Good morning. Hope you had an enjoyable holiday. Among our starter topics today — Dubai, Scottish beer and ridiculousness at Wal-Mart.
Dubai is the Lehman Bros. of the Persian Gulf (Slate):
Like so many other blue-chips that garnered headlines during the boom years, it was held aloft by loans and a global bubble heavily concentrated in commercial real estate. Now that it has stopped paying debts owned by government-controlled companies, Dubai looks less like Singapore and more like an institution whose epic fail in 2008 helped paralyze the global financial system: Lehman Bros.
Dubai is one of many ticking time bombs (The American):
If nothing else, last week’s events in Dubai should remind us that the global economy is far from out of the woods.
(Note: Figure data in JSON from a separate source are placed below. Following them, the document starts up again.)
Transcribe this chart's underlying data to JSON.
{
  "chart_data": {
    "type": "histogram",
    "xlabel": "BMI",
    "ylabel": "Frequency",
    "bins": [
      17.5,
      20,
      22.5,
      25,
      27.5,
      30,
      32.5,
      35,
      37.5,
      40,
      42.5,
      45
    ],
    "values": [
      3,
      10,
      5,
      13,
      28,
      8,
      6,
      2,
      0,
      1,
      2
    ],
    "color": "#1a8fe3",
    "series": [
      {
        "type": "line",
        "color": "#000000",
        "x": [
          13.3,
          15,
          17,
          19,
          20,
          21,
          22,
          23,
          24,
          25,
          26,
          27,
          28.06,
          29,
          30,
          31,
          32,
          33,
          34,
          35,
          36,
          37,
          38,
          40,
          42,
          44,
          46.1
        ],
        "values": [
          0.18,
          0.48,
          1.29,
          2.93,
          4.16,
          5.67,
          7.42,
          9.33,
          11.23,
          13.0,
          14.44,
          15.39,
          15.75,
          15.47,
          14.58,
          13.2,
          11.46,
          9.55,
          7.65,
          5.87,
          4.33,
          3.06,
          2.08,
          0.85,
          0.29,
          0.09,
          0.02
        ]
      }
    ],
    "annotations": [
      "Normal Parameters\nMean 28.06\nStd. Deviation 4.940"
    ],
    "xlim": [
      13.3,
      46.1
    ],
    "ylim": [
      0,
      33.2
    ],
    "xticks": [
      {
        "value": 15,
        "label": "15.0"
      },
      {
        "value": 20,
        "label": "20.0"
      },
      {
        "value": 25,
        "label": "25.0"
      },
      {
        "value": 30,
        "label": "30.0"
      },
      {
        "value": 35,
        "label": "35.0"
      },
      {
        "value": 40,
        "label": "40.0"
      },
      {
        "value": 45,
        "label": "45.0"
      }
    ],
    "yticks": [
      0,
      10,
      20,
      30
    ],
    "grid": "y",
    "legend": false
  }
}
It should also remind us how premature it is for policy makers to start implementing exit strategies from the past year’s extraordinary global monetary and fiscal policy easing.
Holiday retail numbers are a mirage (Clusterstock):
Davidowitz predicts “the noise will be taken out” about “strong” Black Friday sales in the coming weeks and a sobering reality will settle in: “People will look a stores closing and a rash of bankruptcies after Christmas. People will start to look at this and say ‘wow, this is terrible,'” he says.
This business owner would agree with that (NPR)
Last year at this time, they managed 55 full-time employees.
Today, the nine workers left are trying to keep busy inside this lonely machine shop in a gritty corner of the San Gabriel Valley, a metropolitan area east of Los Angeles.
“We’re a high-profit, low-output operation here,” Albert Ceja says. “People just stopped purchasing stuff, and that really hit us hard.”
But some things never change (LA Times) A Wal-Mart on Black Friday:
But in Upland, employees said, customers began tearing into merchandise that had been shrink-wrapped and were supposed to be opened at 5 a.m.
“This was without a doubt the worst I’ve ever seen it,” said one employee, who said she has worked a dozen Black Fridays.
“They wouldn’t let people line up,” she added. “They were belligerent. They just bombarded the store.”
The World’s Strongest Beer (Asylum UK) 32% abv. Love the name:
Tactical Nuclear Penguin will be available to buy online and from two off licenses one in London and one in Edinburgh, at £30 and £250 which also buys you a share in the company and will go towards building a £2.3m “eco-friendly, carbon neutral brewery in Aberdeen”. Strong beers and green credentials.